New trademark to certify quality Chinese wine

New trademark to certify quality Chinese wine

A new trademark promises to help customers identify quality Chinese wines on the market.

On the afternoon of June 3, the China Alcoholic Drinks Association held a press conference to introduce "Estate Wine", a certification trademark to identify chateau wines produced in China. The graphic design of the Estate Wine symbol is a combination of the English word "chateau" and the look of a classic chateau castle. However, the association hopes to avoid using the English word "chateau" in the trademark because they think the concept is "too narrow" to define Chinese quality wineries.

Wang Qi, deputy director and secretary general of the China Alcoholic Drinks Association, said it is the first such trademark the association will introduce. The association applied for the trademark from the State Administration for Industry and Commerce.

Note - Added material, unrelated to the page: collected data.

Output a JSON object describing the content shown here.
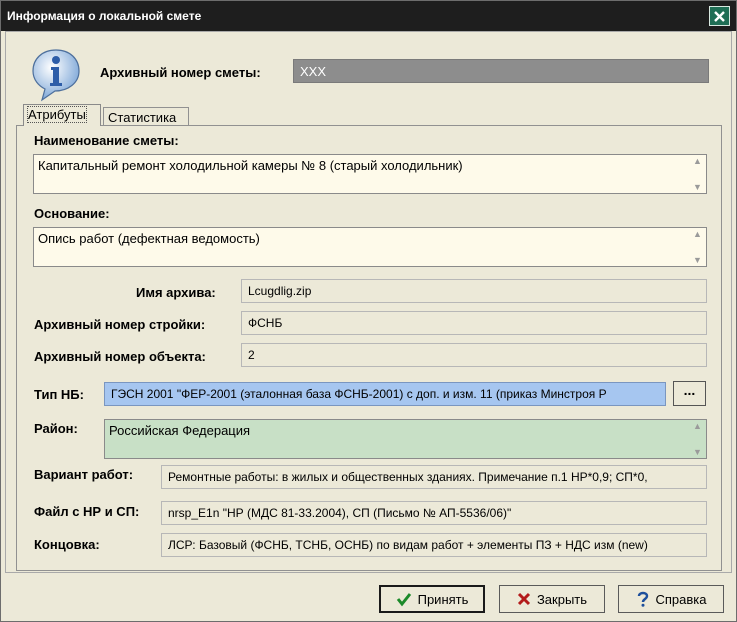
{
  "window": {
    "title": "Информация о локальной смете"
  },
  "header": {
    "archive_label": "Архивный номер сметы:",
    "archive_value": "XXX"
  },
  "tabs": [
    {
      "label": "Атрибуты"
    },
    {
      "label": "Статистика"
    }
  ],
  "attributes": {
    "name_label": "Наименование сметы:",
    "name_value": "Капитальный ремонт холодильной камеры № 8 (старый холодильник)",
    "basis_label": "Основание:",
    "basis_value": "Опись работ (дефектная ведомость)",
    "archive_name_label": "Имя архива:",
    "archive_name_value": "Lcugdlig.zip",
    "build_number_label": "Архивный номер стройки:",
    "build_number_value": "ФСНБ",
    "object_number_label": "Архивный номер объекта:",
    "object_number_value": "2",
    "nb_type_label": "Тип НБ:",
    "nb_type_value": "ГЭСН 2001 \"ФЕР-2001 (эталонная база ФСНБ-2001) с доп. и изм. 11 (приказ Минстроя Р",
    "nb_type_button": "...",
    "region_label": "Район:",
    "region_value": "Российская Федерация",
    "work_variant_label": "Вариант работ:",
    "work_variant_value": "Ремонтные работы: в жилых и общественных зданиях. Примечание п.1 НР*0,9; СП*0,",
    "np_file_label": "Файл с НР и СП:",
    "np_file_value": "nrsp_E1n \"НР (МДС 81-33.2004), СП (Письмо № АП-5536/06)\"",
    "ending_label": "Концовка:",
    "ending_value": "ЛСР: Базовый (ФСНБ, ТСНБ, ОСНБ) по видам работ + элементы ПЗ + НДС изм (new)"
  },
  "buttons": {
    "accept": "Принять",
    "close": "Закрыть",
    "help": "Справка"
  },
  "icons": [
    "info-icon",
    "close-icon",
    "check-icon",
    "x-icon",
    "help-icon",
    "scroll-up-icon",
    "scroll-down-icon"
  ]
}
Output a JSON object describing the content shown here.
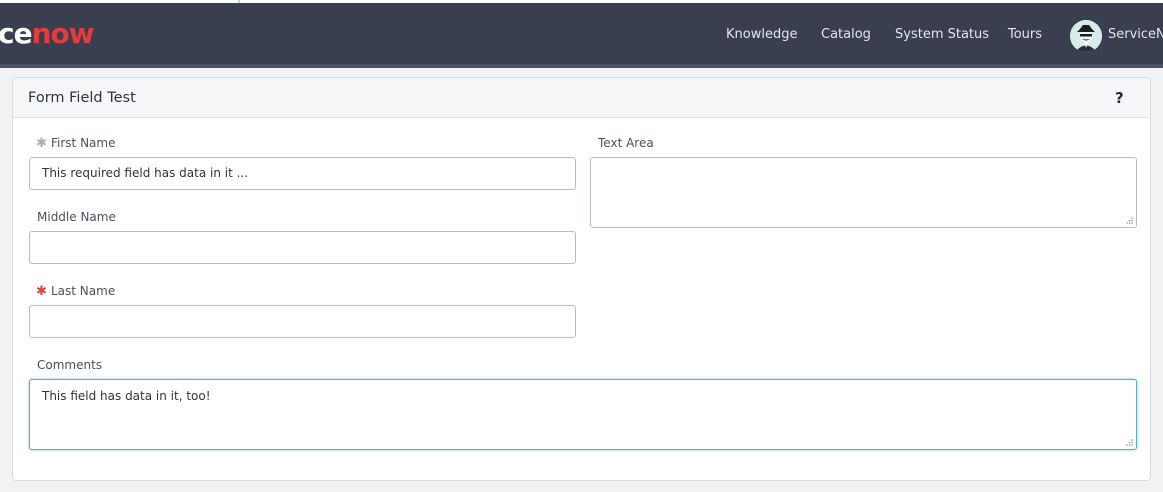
{
  "header": {
    "logo_part1": "ce",
    "logo_part2": "now",
    "nav": [
      "Knowledge",
      "Catalog",
      "System Status",
      "Tours"
    ],
    "user_name": "ServiceNo",
    "avatar_icon": "user-avatar-icon"
  },
  "form": {
    "title": "Form Field Test",
    "help_glyph": "?",
    "required_glyph": "✱",
    "first_name": {
      "label": "First Name",
      "value": "This required field has data in it ..."
    },
    "middle_name": {
      "label": "Middle Name",
      "value": ""
    },
    "last_name": {
      "label": "Last Name",
      "value": ""
    },
    "text_area": {
      "label": "Text Area",
      "value": ""
    },
    "comments": {
      "label": "Comments",
      "value": "This field has data in it, too!"
    }
  },
  "colors": {
    "navbar": "#3a3f4f",
    "brand_red": "#e33c3c",
    "required_red": "#e23c3c",
    "focus_blue": "#5aa9d6"
  }
}
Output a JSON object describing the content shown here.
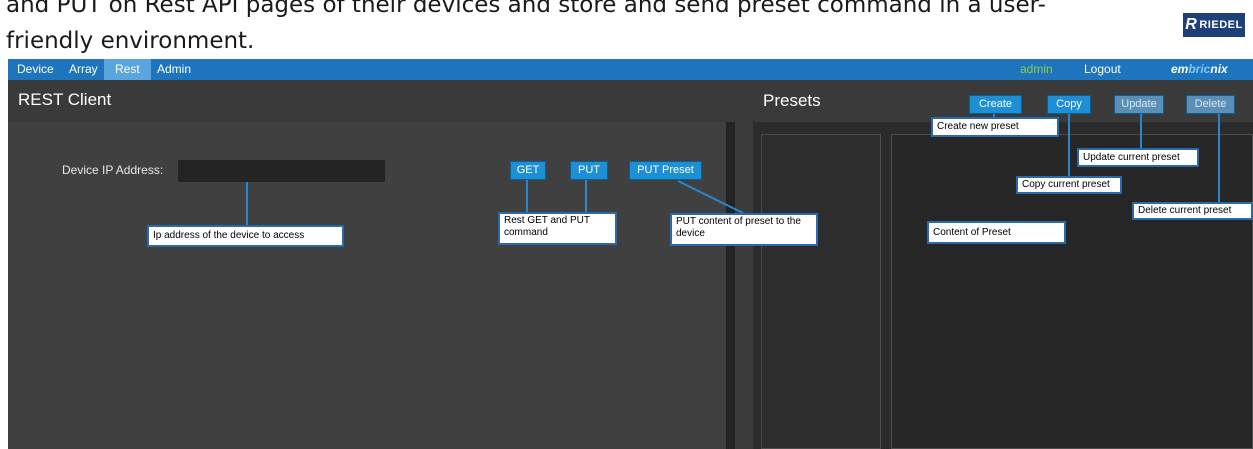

A certification trademark attests to quality, but not producer. As the owner of the trademark, the China Alcoholic Drinks Association will also serve as the testing and supervisory body of wineries granted the Estate Wine trademark. Wang Qi said the trademark will be open to all Chinese wineries for application. According to Wang Zuming, secretary general of the China Alcoholic Drinks Association's wine branch, wines with the trademark will be available at the end of August, or in early September.

"The purpose of the trademark is to set up standards for Chinese chateau and chateau wines, and gradually establish a quality system for chateau wine products," Wang Zuming said. Receiving the certification trademark means a promise of quality and credibility on the part of the applicant, he said.

Wineries applying for the trademark must satisfy some conditions. They need to have vineyards in which they have 100 per cent ownership, and the grape growing, winemaking and bottling must all be completed within the winery. They also must be able to put grapes into fermentation tanks on the day they are harvested. The production capacity of each winery should not be lower than 70 metric tons per year.

Wang Zuming said the Estate Wine trademark is not as strict as systems such as Appellation d`Origine Controlee in France, or the DOC and DOCG in Italy.

"Europe has a much longer history of wine-making, which enables detailed classification and verification of origin," he said.

"Also, wine-growing regions are much smaller in Europe than in China. The Estate Wine trademark applies to all wineries in China."

He said as more wineries apply for the trademark, it will be possible for the association to make a more detailed classification and verification of origin system to better guarantee the quality of wine.

The supervisory body of wineries using the trademark will consist of not only wine experts, but also the media and consumers. Consumers can also complain on the association's official website if they find any problem with wines that carry the trademark.

"In the end, customers will be the beneficiaries, and supervisors of the trademark," Wang Zuming said.